The Christian Schism in Jewish History and Jewish Memory PDF

Author: Joshua Ezra Burns

Publisher: Cambridge University Press

Published: 2016-02-11

Total Pages: 571

ISBN-13: 1316666670

DOWNLOAD EBOOK →

How did Jews perceive the first Christians? By what means did they come to appreciate Christianity as a religion distinct from their own? In The Christian Schism in Jewish History and Jewish Memory, Professor Joshua Ezra Burns addresses those questions by describing the birth of Christianity as a function of the Jewish past. Surveying a range of ancient evidences, he examines how the authors of Judaism's earliest surviving memories of Christianity speak to the perspectives of rabbinic observers who were conditioned by the unique circumstances of their encounters with Christianity to recognize its adherents as fellow Jews. Only upon the decline of the Church's Jewish demographic were their successors compelled to see Christianity as something other than a variation of Jewish cultural expression. The evolution of thought in the classical Jewish literary record thus offers a dynamic account of Christianity's separation from Judaism counterbalancing the abrupt schism attested in contemporary Christian texts.

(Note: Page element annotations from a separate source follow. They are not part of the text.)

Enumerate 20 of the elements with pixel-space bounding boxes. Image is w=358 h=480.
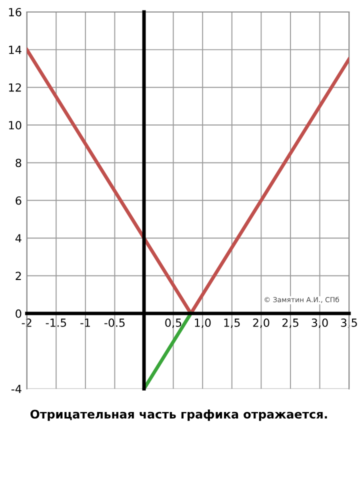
x-tick-label: 2,0 xyxy=(253,318,270,328)
y-tick-label: 8 xyxy=(16,158,22,168)
y-tick-label: 16 xyxy=(9,8,22,16)
x-tick-label: -1.5 xyxy=(46,318,66,327)
y-tick-label: 4 xyxy=(15,234,22,242)
y-tick-label: 12 xyxy=(9,83,21,92)
x-tick-label: 0,5 xyxy=(165,318,182,328)
x-tick-label: 3,0 xyxy=(312,318,328,328)
text: Отрицательная часть графика отражается. xyxy=(30,409,327,421)
y-tick-label: 6 xyxy=(16,196,22,205)
y-tick-label: 0 xyxy=(16,309,22,318)
x-tick-label: 1,5 xyxy=(224,318,240,328)
x-tick-label: 1,0 xyxy=(194,318,211,328)
y-tick-label: 10 xyxy=(9,121,22,130)
x-tick-label: 2,5 xyxy=(282,318,298,328)
y-tick-label: 2 xyxy=(16,272,21,280)
x-tick-label: -1 xyxy=(80,318,90,327)
x-tick-label: -0.5 xyxy=(104,318,125,327)
y-tick-label: -4 xyxy=(11,384,22,394)
y-tick-label: 14 xyxy=(9,46,22,54)
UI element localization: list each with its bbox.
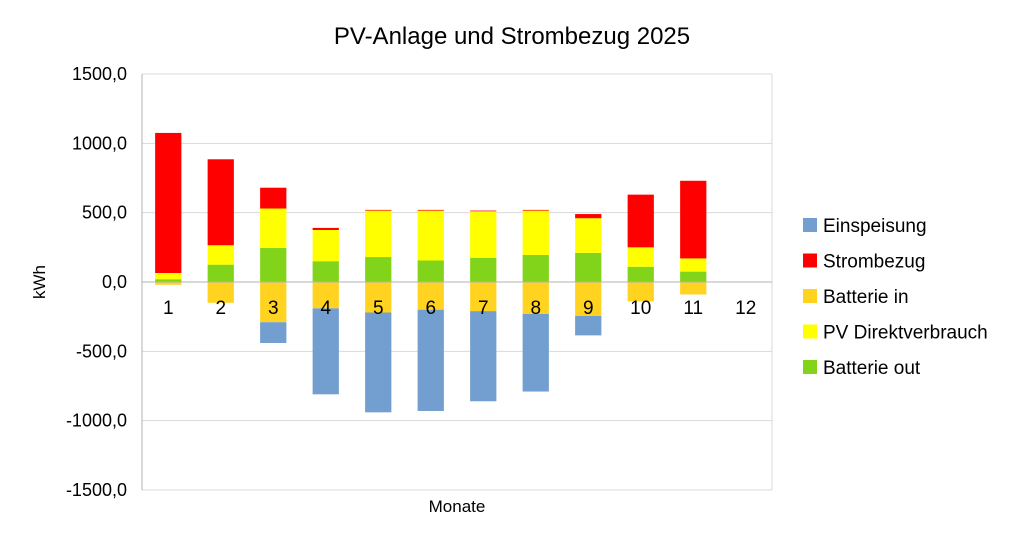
bar-batterie-in [522,282,549,314]
y-tick-label: 500,0 [82,203,127,223]
y-ticks: 1500,0 1000,0 500,0 0,0 -500,0 -1000,0 -1500,0 [66,64,127,500]
bar-pv-direktverbrauch [627,247,654,267]
x-category-label: 12 [735,298,756,319]
bar-pv-direktverbrauch [680,258,707,272]
legend-label: PV Direktverbrauch [823,323,988,344]
x-category-label: 1 [163,298,174,319]
bar-pv-direktverbrauch [207,245,234,265]
y-tick-label: -1000,0 [66,411,127,431]
bar-batterie-in [207,282,234,303]
bar-einspeisung [365,312,392,413]
bar-pv-direktverbrauch [260,208,287,249]
bar-batterie-in [365,282,392,313]
bar-strombezug [260,187,287,209]
bar-batterie-out [470,257,497,282]
x-category-label: 10 [630,298,651,319]
bar-strombezug [470,210,497,212]
bar-pv-direktverbrauch [575,218,602,253]
bar-batterie-in [575,282,602,316]
bar-batterie-in [260,282,287,323]
y-tick-label: -1500,0 [66,480,127,500]
legend-swatch [803,253,817,268]
legend-swatch [803,289,817,303]
bar-strombezug [365,209,392,211]
chart-title: PV-Anlage und Strombezug 2025 [334,23,690,50]
x-category-label: 5 [373,298,384,319]
bar-pv-direktverbrauch [365,210,392,258]
bar-batterie-out [260,248,287,282]
bar-batterie-out [207,264,234,282]
bar-strombezug [522,209,549,211]
x-axis-label: Monate [429,497,486,516]
legend-swatch [803,218,817,232]
bar-einspeisung [417,309,444,411]
bar-strombezug [155,132,182,273]
y-tick-label: 1500,0 [72,64,127,84]
x-category-label: 8 [530,298,541,319]
bar-batterie-out [155,279,182,282]
x-category-label: 4 [320,298,331,319]
bar-einspeisung [260,322,287,344]
legend-label: Strombezug [823,252,925,273]
legend-label: Batterie in [823,287,909,308]
bar-batterie-out [312,261,339,282]
bar-batterie-in [155,282,182,285]
y-tick-label: 0,0 [102,272,127,292]
x-category-label: 2 [215,298,226,319]
x-categories: 1 2 3 4 5 6 7 8 9 10 11 12 [163,298,756,319]
bar-strombezug [312,227,339,230]
bar-batterie-out [575,252,602,282]
bar-batterie-out [522,254,549,282]
bar-batterie-in [680,282,707,295]
bar-strombezug [207,159,234,246]
bar-strombezug [627,194,654,248]
bar-batterie-in [627,282,654,302]
bar-batterie-out [365,257,392,282]
bar-strombezug [680,180,707,259]
bar-pv-direktverbrauch [522,210,549,255]
x-category-label: 3 [268,298,279,319]
bar-batterie-in [417,282,444,310]
bar-pv-direktverbrauch [155,272,182,280]
bar-batterie-out [680,271,707,282]
bar-pv-direktverbrauch [312,230,339,262]
bar-batterie-out [627,266,654,282]
x-category-label: 6 [425,298,436,319]
bar-strombezug [575,214,602,219]
bar-strombezug [417,209,444,211]
bar-batterie-in [312,282,339,309]
bar-pv-direktverbrauch [417,210,444,261]
legend-label: Batterie out [823,358,921,379]
legend-label: Einspeisung [823,216,927,237]
y-tick-label: -500,0 [76,341,127,361]
bar-einspeisung [470,311,497,402]
bar-batterie-in [470,282,497,312]
bars [142,132,772,413]
bar-einspeisung [575,315,602,336]
bar-pv-direktverbrauch [470,211,497,258]
x-category-label: 7 [478,298,489,319]
legend-swatch [803,360,817,374]
bar-batterie-out [417,260,444,282]
bar-einspeisung [312,308,339,395]
bar-einspeisung [522,313,549,392]
y-axis-label: kWh [30,265,49,299]
x-category-label: 9 [583,298,594,319]
y-tick-label: 1000,0 [72,133,127,153]
legend-swatch [803,324,817,339]
x-category-label: 11 [683,298,703,319]
legend: Einspeisung Strombezug Batterie in PV Direk… [803,216,988,379]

The Cambridge History of Medieval Monasticism in the Latin West

The Cambridge History of Medieval Monasticism in the Latin West PDF

Author: Alison I. Beach

Publisher: Cambridge University Press

Published: 2020-01-09

Total Pages:

ISBN-13: 1108770630

DOWNLOAD EBOOK →

Monasticism, in all of its variations, was a feature of almost every landscape in the medieval West. So ubiquitous were religious women and men throughout the Middle Ages that all medievalists encounter monasticism in their intellectual worlds. While there is enormous interest in medieval monasticism among Anglophone scholars, language is often a barrier to accessing some of the most important and groundbreaking research emerging from Europe. The Cambridge History of Medieval Monasticism in the Latin West offers a comprehensive treatment of medieval monasticism, from Late Antiquity to the end of the Middle Ages. The essays, specially commissioned for this volume and written by an international team of scholars, with contributors from Australia, Belgium, Canada, England, France, Germany, Italy, the Netherlands, Spain, Switzerland, and the United States, cover a range of topics and themes and represent the most up-to-date discoveries on this topic.